Cost: Starts at $5,350 with a 13-hp recoil-start gas engine.
Weight: 830 lbs.
Maximum log diameter: 28 in.
Maximum cutting width: 23 in.
Maximum cutting thickness: 10 in.
Maximum cutting length: 11 ft.
(800) 553-0182,

Cook’s Saw Mfg. MP-32
The MP-32 uses a sturdy 3-in. x 6-in. welded rectangular steel frame. The optional trailer package allows the saw to be operated at waist height for easy board removal. The mill can be ordered with a cutting length up to 26 ft. and still remain portable or an unlimited length for a stationary installation. A larger engine, loading ramps and other options are available.

Cost: Starts at $5,495 with a 8-1/2-hp pull-start gas engine.
Weight: 1,900 lbs.
Maximum log diameter: 32 in.
Maximum cutting width: 24 in.
Maximum cutting thickness: 16 in.
Maximum cutting length: 12 ft.
(800) 473-4804,

TimberKing 1220
The TimberKing 1220 uses a four-post cutting head design for extra support. The one-piece welded frame and saw head have a durable baked-on powder-coated finish. A trailer package, larger engine, bed extensions and other options are available.
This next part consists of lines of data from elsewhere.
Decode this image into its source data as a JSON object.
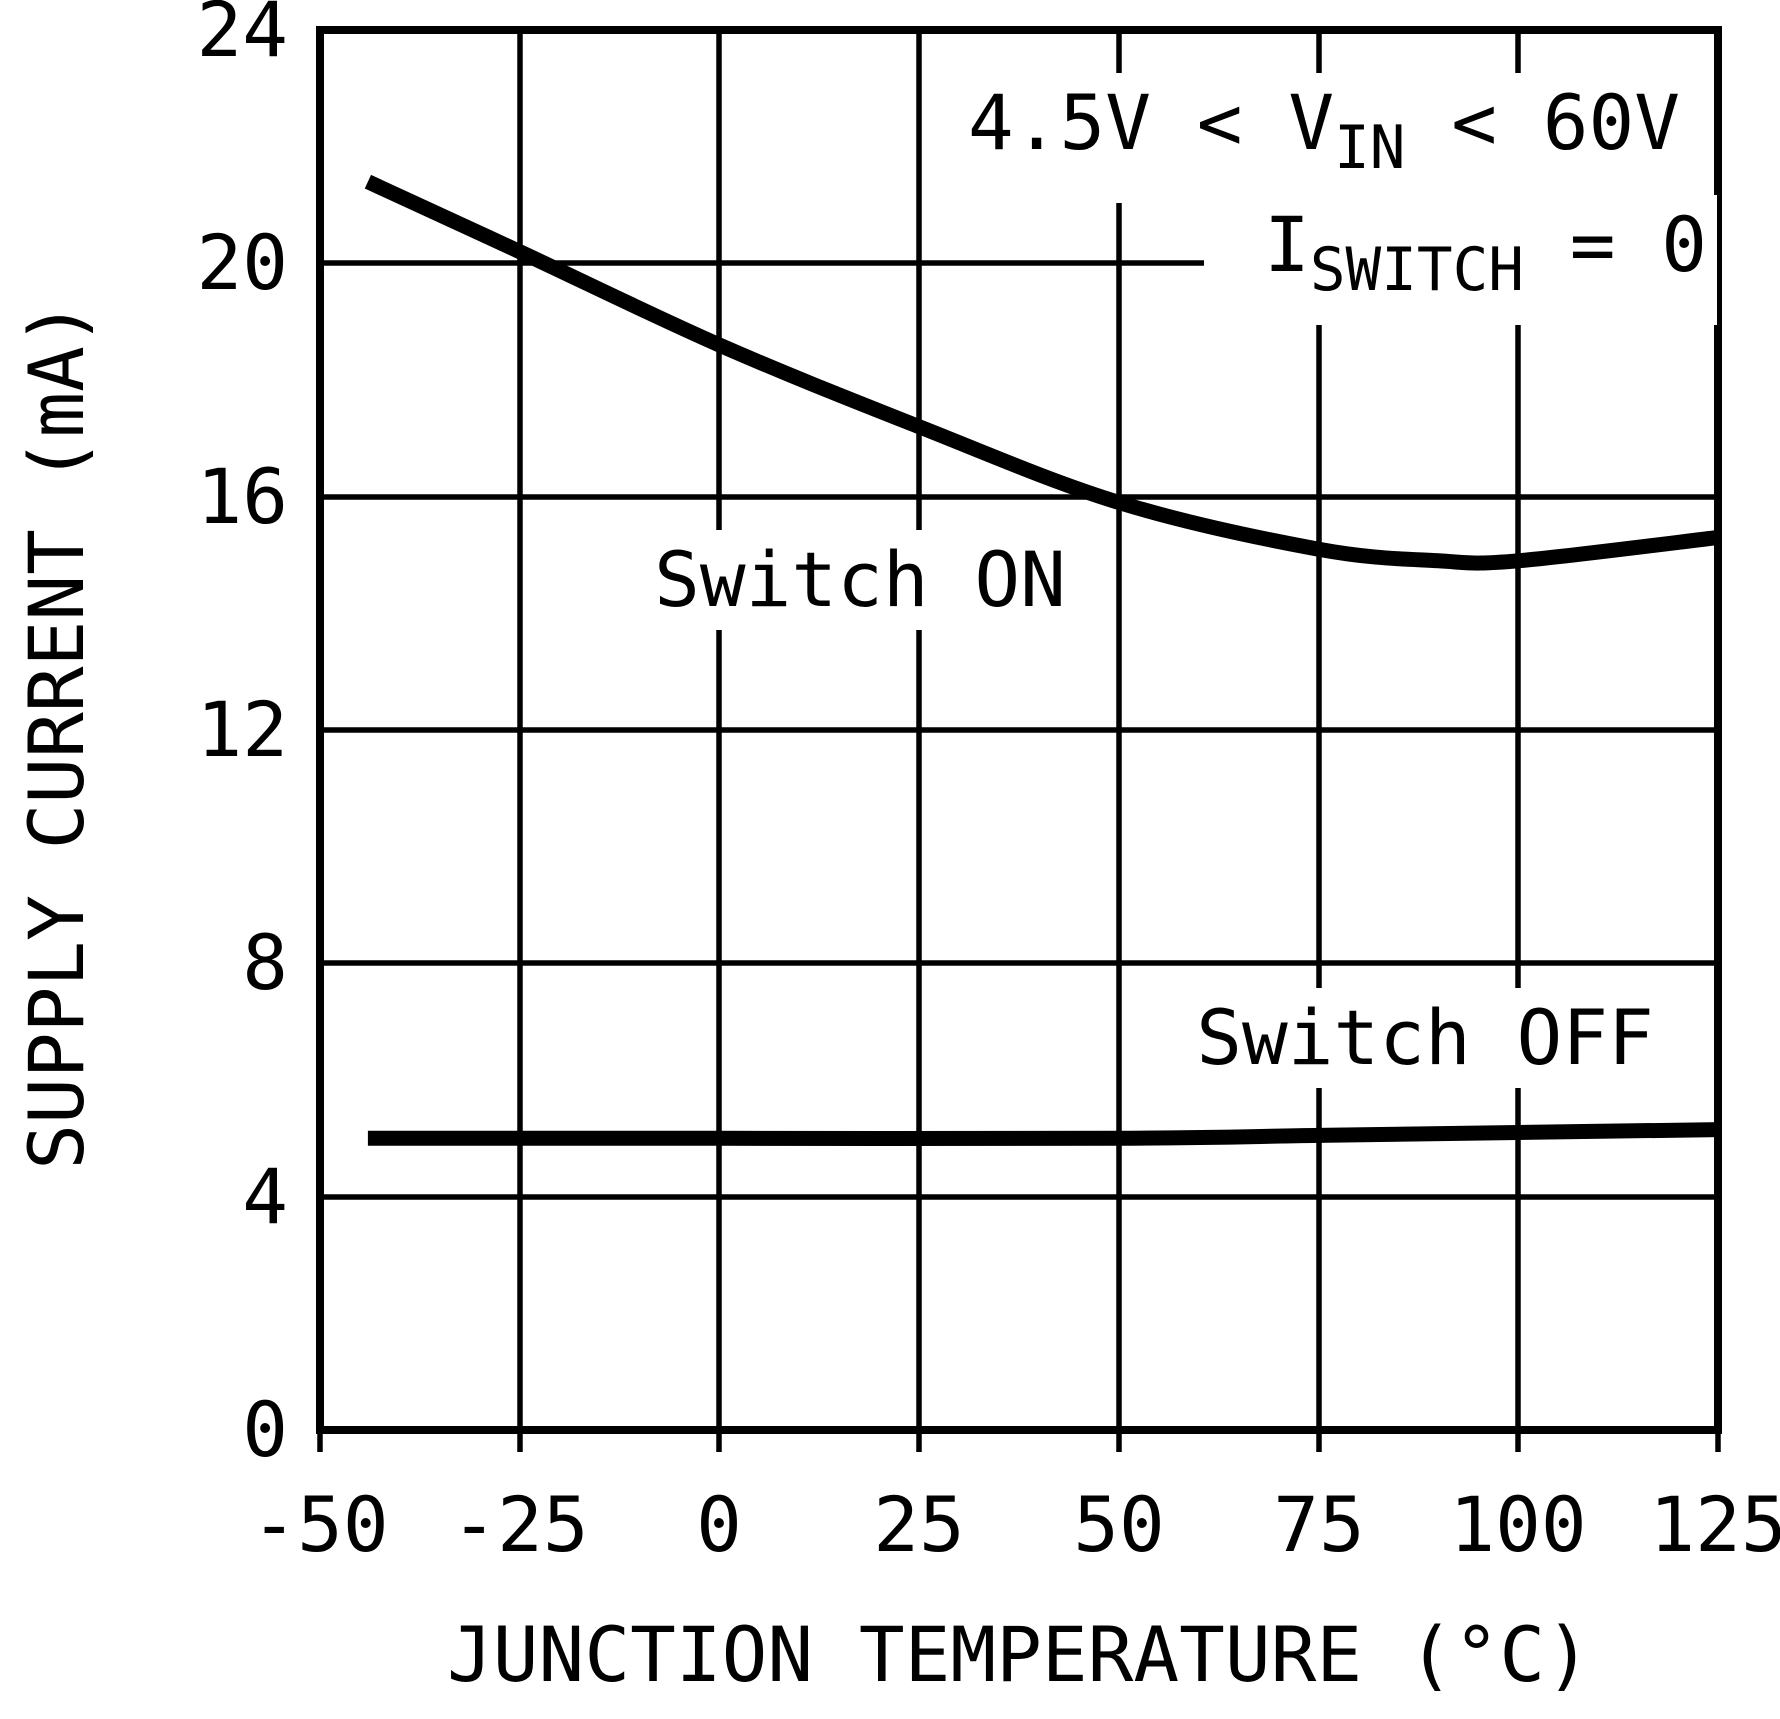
{
  "chart_data": {
    "type": "line",
    "title": "",
    "xlabel": "JUNCTION TEMPERATURE (°C)",
    "ylabel": "SUPPLY CURRENT (mA)",
    "xlim": [
      -50,
      125
    ],
    "ylim": [
      0,
      24
    ],
    "x_tick_labels": [
      "-50",
      "-25",
      "0",
      "25",
      "50",
      "75",
      "100",
      "125"
    ],
    "y_tick_labels": [
      "24",
      "20",
      "16",
      "12",
      "8",
      "4",
      "0"
    ],
    "grid": true,
    "line_color": "#000000",
    "conditions_text": [
      "4.5V < VIN < 60V",
      "ISWITCH = 0"
    ],
    "series": [
      {
        "name": "Switch ON",
        "points": [
          [
            -44,
            21.4
          ],
          [
            -25,
            20.2
          ],
          [
            0,
            18.6
          ],
          [
            25,
            17.2
          ],
          [
            50,
            15.9
          ],
          [
            75,
            15.1
          ],
          [
            90,
            14.9
          ],
          [
            100,
            14.9
          ],
          [
            125,
            15.3
          ]
        ]
      },
      {
        "name": "Switch OFF",
        "points": [
          [
            -44,
            5.0
          ],
          [
            0,
            5.0
          ],
          [
            50,
            5.0
          ],
          [
            75,
            5.05
          ],
          [
            100,
            5.1
          ],
          [
            125,
            5.15
          ]
        ]
      }
    ]
  },
  "annotation": {
    "line1": {
      "pre": "4.5V < V",
      "sub": "IN",
      "post": " < 60V"
    },
    "line2": {
      "pre": "I",
      "sub": "SWITCH",
      "post": " = 0"
    }
  }
}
Cost: Starts at $5,695 with a 15-hp electric-start gas engine.
Weight: 1,000 lbs.
Maximum log diameter: 29 in.
Maximum cutting width: 29 in.
Maximum cutting thickness: 18 in.
Maximum cutting length: 12 ft.
(800) 942-4406,

Is Lumber Making For You?
There are three reasons to make your own lumber. One, to make your own unique lumber. Two, to save money. Three, for the fun of it. Milling your own lumber for its unique figure or grain is one of the best reasons to do it yourself. Equipped with a sawmill, you will be able to cut boards exactly the way you want them, whether that means extra thick or extra wide, and you can produce lumber that’s not available from any lumberyard. Saving money on lumber is possible, especially if you have a good source of inexpensive or free saw logs. However, you will have the cost of the sawmill, related tools and your time to consider. For common species, you may find it tough to compete with the price of lumber from commercial mills. For less common species of wood or special cuts, I found I came out ahead. As for the fun of sawing, I found lumber making very enjoyable. It’s exciting to slice open a new log and see what’s inside. It is, however, hard physical work. Consider this: A 16-in.-dia. by 8-ft.-long hardwood log weighs about 700 pounds. That’s a lot of weight to roll around. It’s best to partner with a friend and use a pair of cant hooks to roll the logs—or better yet, use a tractor to move them. Your back will thank you. You should also consider that working with a chainsaw, logs and related sawmill equipment can be very dangerous. Make sure to use all the recommended safety gear, which includes chainsaw chaps and protection for your head, eyes, face, ears, hands and feet.

Ripping Chains Cut Better
Using a chainsaw to make lumber requires a special ripping chain. The teeth of a ripping chain are filed at a 10-degree cutting angle, whereas a standard crosscut chain has teeth filed at 30 degrees. Ripping saw chain is available through most chainsaw retailers, as well as from Logosol and Granberg International.